NEW CLUB FOR OLD LANGAN'S
Notorious restaurateur Peter Langan may have died some 24 years ago this December, but the restaurant that still bears his name, Langan’s, continues to be a social hotspot in Mayfair, with little change to the venue or the menu.
Now, a new chief executive has arrived, Brian Clivaz, who emphasises that though some changes will be made, everything will stay the same – apart from the upstairs room.
“No, we aren’t making any great changes,” he said, “just tweaking the details.” But one of his first acts has been the restoration of murals in the upstairs room that were covered over in one of Peter Langan’s more wanton acts of inebriated vandalism.
Langan had asked noted artist Patrick Proctor to paint Venetian scenes on the walls of the room but took exception to them when he was tired and emotional and immediately had them painted over with brown varnish.
It was thought that there was no hope of restoration, but a small firm recently came up with a secret application that has indeed revealed and restored the paintings to their original splendour.
This attractive room is now being launched as Langan’s late night club, serving drinks and snacks until 2pm. Meantime, in the long restaurant room below, its walls decorated with paintings by former customers, including Bacon, Hockney and Freud, Clivaz intends that food standards will be raised under the appointment of Liam Smith-Laing, formerly at Lat Petite Maison and Petrus, and now the new executive chef.
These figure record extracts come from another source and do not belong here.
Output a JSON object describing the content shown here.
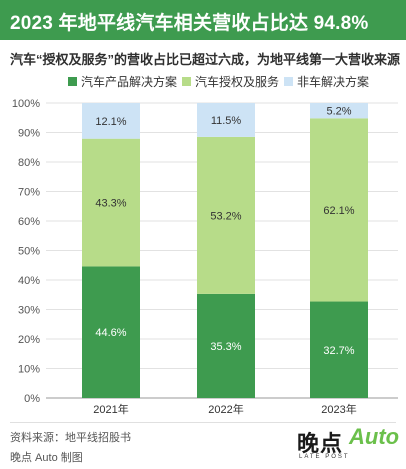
{
  "title": "2023 年地平线汽车相关营收占比达 94.8%",
  "subtitle": "汽车“授权及服务”的营收占比已超过六成，为地平线第一大营收来源",
  "colors": {
    "header": "#3e9b4f",
    "product": "#3e9b4f",
    "license": "#b7dc89",
    "non_auto": "#cde3f5"
  },
  "legend": [
    {
      "label": "汽车产品解决方案",
      "color": "#3e9b4f"
    },
    {
      "label": "汽车授权及服务",
      "color": "#b7dc89"
    },
    {
      "label": "非车解决方案",
      "color": "#cde3f5"
    }
  ],
  "chart_data": {
    "type": "bar",
    "stacked": true,
    "categories": [
      "2021年",
      "2022年",
      "2023年"
    ],
    "series": [
      {
        "name": "汽车产品解决方案",
        "values": [
          44.6,
          35.3,
          32.7
        ],
        "labels": [
          "44.6%",
          "35.3%",
          "32.7%"
        ],
        "color": "#3e9b4f"
      },
      {
        "name": "汽车授权及服务",
        "values": [
          43.3,
          53.2,
          62.1
        ],
        "labels": [
          "43.3%",
          "53.2%",
          "62.1%"
        ],
        "color": "#b7dc89"
      },
      {
        "name": "非车解决方案",
        "values": [
          12.1,
          11.5,
          5.2
        ],
        "labels": [
          "12.1%",
          "11.5%",
          "5.2%"
        ],
        "color": "#cde3f5"
      }
    ],
    "yticks": [
      "0%",
      "10%",
      "20%",
      "30%",
      "40%",
      "50%",
      "60%",
      "70%",
      "80%",
      "90%",
      "100%"
    ],
    "ylim": [
      0,
      100
    ],
    "grid": true,
    "legend_position": "top"
  },
  "source": "资料来源：地平线招股书",
  "credit": "晚点 Auto 制图",
  "logo": {
    "main": "晚点",
    "sub": "LATE POST",
    "auto": "Auto"
  }
}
At top, ongoing restoration work on the paintings in the Venetian Room. Above, the long restaurant room; and below, new md Brian Clivaz .
The menu, which includes such old favourites as sausages and mash, cod and chips and liver and bacon as well as more gourmet dishes, is a mix of French and English, much the same as when the restaurant started.
Then, in 1976, entrepreneur Peter Langan and actor Michael Caine got together to found the restaurant, joined by Peter Shepherd a year later. Langan was the outrageous front-of-house character, as much in the news as his famous customers; Caine could indulge his interest in fine wines; and Shepherd, one of the first British chefs to achieve a Michelin star in 1974, guaranteed the restaurant’s food quality.
Now Shepherd, who bought out Caine in 1999, has sold his shares in the company but will remain as chairman. Clivaz, who came from being managing director at the Arts Club, and formerly one of the founders of Home House private members club, will oversee the other three restaurants in the group, Odin’s, Langan’s Bistro and Shepherd’s, as well as Langan’s. He has announced that the restaurant will be open for breakfast and all-day dining on Sundays.
It is a testament to Shepherd’s talent, both as a chef and a businessman, that the restaurant has lasted from the dog days of Swinging London to the present.
“I’m really proud that we have kept the business going for 36 years,” he said. “How many restaurants are there which have lasted that length of time?”